What exactly would you undo? If an older commit has been marked as
"bad", should e.g. a later "good" marker undo the earlier "bad" marker?
I don't know how this helps because the bigger problem is that if I tend
to mark old commits as good rather than skip, I will more likely
accidentally mark a bad commit as good, and I don't see how I could undo
that.
> And as Christian pointed out in [1] it seems you're (understandably, it
> can be confusing) conflating skip and "good" in your example.

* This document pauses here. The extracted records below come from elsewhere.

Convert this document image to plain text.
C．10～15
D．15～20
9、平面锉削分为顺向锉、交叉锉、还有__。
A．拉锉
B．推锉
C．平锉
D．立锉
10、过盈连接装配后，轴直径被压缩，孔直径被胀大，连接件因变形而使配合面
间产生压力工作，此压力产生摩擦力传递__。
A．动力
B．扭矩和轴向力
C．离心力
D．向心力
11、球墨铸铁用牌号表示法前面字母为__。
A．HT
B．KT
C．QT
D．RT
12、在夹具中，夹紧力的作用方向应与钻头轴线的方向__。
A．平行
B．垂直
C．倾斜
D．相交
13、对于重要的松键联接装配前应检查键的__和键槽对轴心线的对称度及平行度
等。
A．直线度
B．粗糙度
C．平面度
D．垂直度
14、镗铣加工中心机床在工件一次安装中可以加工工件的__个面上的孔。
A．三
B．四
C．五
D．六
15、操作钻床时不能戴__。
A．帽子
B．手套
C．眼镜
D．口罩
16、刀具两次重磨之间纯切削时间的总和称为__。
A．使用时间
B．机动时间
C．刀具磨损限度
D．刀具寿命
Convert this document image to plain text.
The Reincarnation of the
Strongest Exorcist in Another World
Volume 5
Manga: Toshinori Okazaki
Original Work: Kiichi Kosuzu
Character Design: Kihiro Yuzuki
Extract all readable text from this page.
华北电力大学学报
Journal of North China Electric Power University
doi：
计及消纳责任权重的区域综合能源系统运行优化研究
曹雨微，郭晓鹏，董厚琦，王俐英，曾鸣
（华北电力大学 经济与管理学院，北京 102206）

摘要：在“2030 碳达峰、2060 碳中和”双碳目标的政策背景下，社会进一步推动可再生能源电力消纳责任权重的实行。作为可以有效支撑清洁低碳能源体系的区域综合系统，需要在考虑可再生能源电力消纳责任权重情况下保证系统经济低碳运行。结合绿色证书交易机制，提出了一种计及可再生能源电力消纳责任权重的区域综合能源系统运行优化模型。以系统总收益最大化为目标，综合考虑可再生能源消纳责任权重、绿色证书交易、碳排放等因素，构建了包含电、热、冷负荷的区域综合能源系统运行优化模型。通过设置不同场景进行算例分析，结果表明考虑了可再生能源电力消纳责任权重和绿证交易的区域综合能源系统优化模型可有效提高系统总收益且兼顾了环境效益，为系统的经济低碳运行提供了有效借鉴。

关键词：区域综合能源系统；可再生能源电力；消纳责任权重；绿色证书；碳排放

Yes, knowingly, unfortunately. Or to put it more precise: I cannot write
a script that is good enough to really detect a good old commit reliably.
>  So to
> re-state the problem you have, if I were to use "skip" in the above
> example bisect for me will do:
>     
>     [bef4b96adf5f082b1103c170eb6a41d1526fa919] add 350 => skip
>     [15c181442dcbd785bf2b28cfddcf1932aaa71c42] add 351 => skip
>     [c985feffa2c92b2d3d9804a43b215e26c7275549] add 374 => skip
>     [effa691ec5dc2d80c0b070c4d8ac9fa70cbfea9f] add 168 => skip
>     [212a5ee3ff55834196661d0632f584098e9f6fb2] add 369 => skip
>     [2ca67a4500c9f3cd489b9e529d41eb99252dc8f6] add 179 => skip
>     [4067ee067e2298e1b104f4ff9aab15f4e815e101] add 337 => skip
>     [...]
>
> If only there was a way to be on 350 and say "skip everything up to this
> point", so I implemented it!:
>
>     [bef4b96adf5f082b1103c170eb6a41d1526fa919] add 350 => skip-to-here
>     [15c181442dcbd785bf2b28cfddcf1932aaa71c42] add 351 => skip
>     [6f7b5ca1dcc21c28af658a172136e503d7a2d0ea] add 420
>     [...]
>
> etc. now we're not jumping around in 1..350:
>
>     $ git config alias.bisect-skip-to-here
>     !f() { good=$(git for-each-ref refs/bisect/good* --format="%(objectname)"); git bisect skip $good..HEAD; }; f
>
> Great eh? Not really, because I've just discovered a really tedious and
> expensive (I created 350 "skip" refs) of re-inventing what I could do if
> I just did "good" on commit 350[2] :)

I'm not entirely sure whether I understand yet. If you mark a whole
range of commits untestable, then yes. But how do you know whether the
whole range can be skipped? Maybe the feature was really introduced in
300, 320 broke it and 350 just broke it because of a typo?

Maybe another possible, simpler feature would be a different
(configurable?) skip algorithm. It could move exponentially as well.
(I'm not sure how useful that would be, though.)